Summary: accidental scale down from 96 to 3 computes, failed with error
Product: Red Hat OpenStack Reporter: Andrew Ludwar <aludwar>
Component: rhosp-directorAssignee: Emilien Macchi <emacchi>
Status: CLOSED CURRENTRELEASE QA Contact: Amit Ugol <augol>
Severity: high Docs Contact:
Priority: high    
Version: 10.0 (Newton)CC: dbecker, emacchi, jslagle, mburns, morazi, ohochman, rhel-osp-director-maint
Target Milestone: ---Keywords: Triaged
Target Release: ---   
Hardware: Unspecified   
OS: Unspecified   
Whiteboard:
Fixed In Version: Doc Type: If docs needed, set a value
Doc Text:
Story Points: ---
Clone Of: Environment:
Last Closed: 2018-02-02 20:48:49 UTC Type: Bug
Regression: --- Mount Type: ---
Documentation: --- CRM:
Verified Versions: Category: ---
oVirt Team: --- RHEL 7.3 requirements from Atomic Host:
Cloudforms Team: --- Target Upstream Version:
Embargoed:

Description Andrew Ludwar 2018-01-25 18:03:18 UTC
Description of problem:

During the course of a minor update to OSP10z6, the operator accidentally ran the overcloud deploy command on 3 nodes, instead of 96, effectively downscaling to 3 nodes.
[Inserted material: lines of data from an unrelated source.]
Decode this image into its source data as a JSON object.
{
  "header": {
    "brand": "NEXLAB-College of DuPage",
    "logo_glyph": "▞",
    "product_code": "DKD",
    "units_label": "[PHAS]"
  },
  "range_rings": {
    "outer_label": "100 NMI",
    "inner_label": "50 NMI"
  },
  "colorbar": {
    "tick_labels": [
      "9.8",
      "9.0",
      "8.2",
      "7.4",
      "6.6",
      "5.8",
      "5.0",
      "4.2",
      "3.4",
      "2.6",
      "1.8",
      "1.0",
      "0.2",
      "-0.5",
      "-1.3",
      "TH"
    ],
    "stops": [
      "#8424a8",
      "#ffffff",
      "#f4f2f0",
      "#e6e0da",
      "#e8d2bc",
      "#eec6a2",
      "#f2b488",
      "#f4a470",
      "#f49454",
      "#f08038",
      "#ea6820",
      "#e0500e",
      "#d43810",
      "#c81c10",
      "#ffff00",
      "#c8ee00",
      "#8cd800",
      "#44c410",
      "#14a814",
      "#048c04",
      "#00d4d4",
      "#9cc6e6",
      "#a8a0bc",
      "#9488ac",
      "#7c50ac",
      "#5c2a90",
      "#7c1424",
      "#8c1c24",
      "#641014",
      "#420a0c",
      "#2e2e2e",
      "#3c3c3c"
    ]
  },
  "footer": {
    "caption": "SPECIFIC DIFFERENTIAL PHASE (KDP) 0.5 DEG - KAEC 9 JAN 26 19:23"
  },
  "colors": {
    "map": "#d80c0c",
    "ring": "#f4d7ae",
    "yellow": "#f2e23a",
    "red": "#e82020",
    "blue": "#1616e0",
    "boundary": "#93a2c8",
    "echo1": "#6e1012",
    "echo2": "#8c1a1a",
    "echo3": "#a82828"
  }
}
The stack ended up erroring out, but deleted 92 of the 93 nodes selected for deletion. Any help on any possible recoveries would be great. We have 4 live VM's in this environment.

Version-Release number of selected component (if applicable):

OSP10 

How reproducible:

Everytime

Steps to Reproduce:
1. Deploy existing stack of 3 controller, 96 computes.
2. Accidentally run stack deploy with 3 computes specified instead 96, and instead of the stack update.


Actual results:

Accidental scale down failed.

Expected results:

Scale down succeeds, but this was accidental scale down from 96 to 3 computes.


Additional info:

Looking for assistance in recovering/rolling back what we can from a Director perspective. And investigating what we'll be able to recover for data on the computes/overcloud environment with a mostly successful accidental scaledown from 96 to 3 computes.